I'M SO SO SO GLAD i decided to do this research. i never would have known! i could've put my child right into this. can you imagine how much she might have regressed?!

but now, i'm stuck with a tough decision. the realtor said that the district that my daughter is in now is one of THE BEST in the state for autism. i didnt know that either! she said that people all over the state with autistic children are moving HERE just to try to get their kids into the school that my daughter goes to. i knew the school was good. i have been EXTREMELY HAPPY with everything they've done with my daughter. so now i have to decide... do i really want to move to the north metro to be with my friends and my family, and risk putting my child in a school that wont do much for her? or do i stay where i am so she can continue this great education? moving north now sounds awfully selfish. i'd be doing it for ME. i have no friends down here. even my mom says that i would do so much better if i moved. i might actually *gasp* get out of the house! but is my social life worth what might happen to my child?

Sunny -

I read your posting with interest ... we are finding it very difficult to find information about special needs programs and school districts.  If I had know all I know now about Santa Barbara County, we would not have moved here.

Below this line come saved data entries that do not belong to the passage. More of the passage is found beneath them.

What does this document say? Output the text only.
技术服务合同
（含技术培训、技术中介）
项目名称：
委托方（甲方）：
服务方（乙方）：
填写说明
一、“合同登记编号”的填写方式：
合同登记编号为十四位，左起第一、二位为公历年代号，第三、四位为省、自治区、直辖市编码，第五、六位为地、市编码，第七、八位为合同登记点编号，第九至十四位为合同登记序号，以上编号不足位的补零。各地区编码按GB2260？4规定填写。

We are experiencing all sorts of issues including school district personnel lying, not showing up for IEP, not providing services, not mainstreaming but warehousing our children, not providing a FAPE, etc.  The list goes on and on.  The violations are so obvious I can't believe they are still on going but they are.  I am begining to wonder if this is just it ....

See my posting about the "Best places to live".

Marie

I know.  I'm a single mom and I struggle with the same kind of stuff.  I just moved again (we've moved a lot of times) within the same district but to a different house.  I know what that kind of change might do to Paul--it has turned out well but I was really torn about whether to move or not.  It was a move more for me than him.  But I also know that how he is doing is in part a reflection of how I'm doing.  So I'm trying to find a balance somewhere that I can have a better quality of life.  It will benefit him.  It's just how to do it.  But I think it's really important.  His dad moved overseas for a job last  year so it's me 24/7.  That's new and I'm fried!! 

I know it's hard.  And we each have to do what works.  Part of the reason for this move was to get closer into an area where things are more convenient and I can maybe do somethings.  One thing for sure are my hockey season tickets!

Good luck.  It's such a balancing act.  Paul is doing so well right now--if he goes downhill I'm sure my plans will go out the window.